Best Mobile DJ Setup for 300 or More People
A good system would be a pair of good 15″ tops coupled with a good 18″ sub or two. That way, you can bring just the tops for smaller parties and then lug out the sub for bigger ones.
One of my go-to recommendations for that would be a pair of Yamaha DBR15 and a DXS18 subwoofer (or two if you can transport it).
That setup will probably do up to 300 or more people if you go with the pair of subs. While I think 12″ tops sound better with subs than 15s, the versatility of just bringing the tops to smaller parties might work better for you.
The DBRs are likely the best 15″ top in that price range, and the sub absolutely pounds, although it is big and heavy (an SUV or truck would be better than a car if you want a pair).
If you want to go higher-end, there’s the QSC KW series, the EV ETX series (Amazon link), and the Yamaha DSR series (although I would stick with the DXS18 sub).
My brother uses the DXR8s which don’t have the same wide coverage but are comparable in SPL and frequency range. He generally reserves the 8″ tops for smaller weddings – 125 or less – and pairs it with a single 15″ sub for a manageable mini system.
He uses 10″ tops for bigger parties as he finds they throw a little further and provide a little warmer low-midrange at not much more of a size and weight increase.
With that, he’ll pair it with 2-3 subs for bigger parties and sometimes use the 8s as either monitors or side fills.
I believe anything smaller than a 12″ top needs to be paired with a sub, even for small weddings.
Why Specs Can Be Misleading?
Something to consider when buying PAs is not just the RMS rating (which companies will often overrate as a marketing tactic).
You should be looking at the speaker’s frequency range because this indicates how well it will perform and the quality of the components it’s built with.
All power ratings for anything but the most professional-level touring gear are severely overrated.
Some speakers are not even approaching written wattage in real-world use. It’s just become another marketing number that companies use to influence uneducated buyers who think wattage = loudness.
I did a power draw test on my setup, and I’m pulling about 8 Amps (1000 Watts) with two EV-12s rated at 1000 Watts each and an EV-15 subwoofer rated at 1300 Watts. Plus all my lights, mixer, controller, etc.
This is similar to buying a shop vac or an air compressor rated for 5HP or more. A single 15 Amp household circuit will only handle 1800 Watts – less than 2 1/2 HP. Those “peak power” ratings last for about 100 milliseconds when the motor locks up and the breaker trips.
Regardless, the point is that using listed specs – especially wattage – to determine loudness isn’t the best idea in today’s marketing-driven specs.
I also tested and compared SVS SB-3000 vs.

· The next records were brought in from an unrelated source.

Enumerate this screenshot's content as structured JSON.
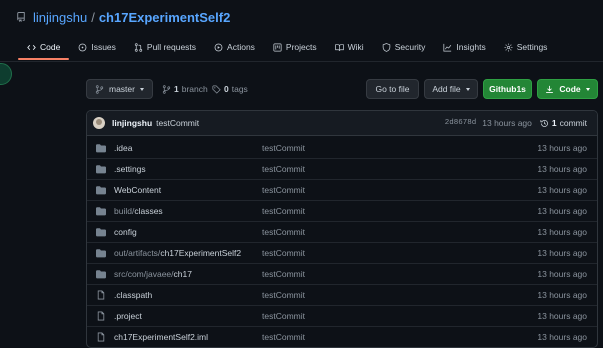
{
  "repo": {
    "owner": "linjingshu",
    "separator": "/",
    "name": "ch17ExperimentSelf2"
  },
  "tabs": [
    {
      "label": "Code",
      "icon": "code-icon"
    },
    {
      "label": "Issues",
      "icon": "issue-icon"
    },
    {
      "label": "Pull requests",
      "icon": "pull-request-icon"
    },
    {
      "label": "Actions",
      "icon": "play-icon"
    },
    {
      "label": "Projects",
      "icon": "project-icon"
    },
    {
      "label": "Wiki",
      "icon": "book-icon"
    },
    {
      "label": "Security",
      "icon": "shield-icon"
    },
    {
      "label": "Insights",
      "icon": "graph-icon"
    },
    {
      "label": "Settings",
      "icon": "gear-icon"
    }
  ],
  "toolbar": {
    "branch_selector": "master",
    "branch_count": "1",
    "branch_label": "branch",
    "tag_count": "0",
    "tag_label": "tags",
    "go_to_file": "Go to file",
    "add_file": "Add file",
    "github1s": "Github1s",
    "code": "Code"
  },
  "latest_commit": {
    "author": "linjingshu",
    "message": "testCommit",
    "sha": "2d8678d",
    "time": "13 hours ago",
    "count": "1",
    "count_label": "commit"
  },
  "files": [
    {
      "type": "dir",
      "prefix": "",
      "name": ".idea",
      "message": "testCommit",
      "time": "13 hours ago"
    },
    {
      "type": "dir",
      "prefix": "",
      "name": ".settings",
      "message": "testCommit",
      "time": "13 hours ago"
    },
    {
      "type": "dir",
      "prefix": "",
      "name": "WebContent",
      "message": "testCommit",
      "time": "13 hours ago"
    },
    {
      "type": "dir",
      "prefix": "build/",
      "name": "classes",
      "message": "testCommit",
      "time": "13 hours ago"
    },
    {
      "type": "dir",
      "prefix": "",
      "name": "config",
      "message": "testCommit",
      "time": "13 hours ago"
    },
    {
      "type": "dir",
      "prefix": "out/artifacts/",
      "name": "ch17ExperimentSelf2",
      "message": "testCommit",
      "time": "13 hours ago"
    },
    {
      "type": "dir",
      "prefix": "src/com/javaee/",
      "name": "ch17",
      "message": "testCommit",
      "time": "13 hours ago"
    },
    {
      "type": "file",
      "prefix": "",
      "name": ".classpath",
      "message": "testCommit",
      "time": "13 hours ago"
    },
    {
      "type": "file",
      "prefix": "",
      "name": ".project",
      "message": "testCommit",
      "time": "13 hours ago"
    },
    {
      "type": "file",
      "prefix": "",
      "name": "ch17ExperimentSelf2.iml",
      "message": "testCommit",
      "time": "13 hours ago"
    }
  ],
  "colors": {
    "background": "#0d1117",
    "link": "#58a6ff",
    "accent_tab": "#f78166",
    "green_button": "#238636",
    "folder_icon": "#768390"
  }
}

SB-4000 to give you the most accurate comparison of these two series. These are the rare subs where manufacturers don’t lie about RMS.
I do know that SPL isn’t an accurate number. Still, at least it’ll give you a general idea of what’s louder – for example, a “1000 watt” ZLX12 has a listed max SPL of 126 vs. a K12.2s listed max SPL at 132, so even if neither speaker will really go that loud in the real world, it’s a good way to tell which speaker is louder.
Even if they didn’t outright lie about the wattage on speakers, it is still just a measure of how much power is being used and does not directly relate to the amount of sound you hear. It also tells you nothing about frequency response curves or sound quality.
There are so many factors involved…off-axis response is rarely considered at the consumer-grade level but can greatly affect your sound when playing in larger buildings or outside.
I think the reason the K series, Yamaha DBR and DBX, EV ELX, and ZLX get mentioned so much has a lot less to do with their specs and more to do with the fact that people have heard them and know they are up to the task.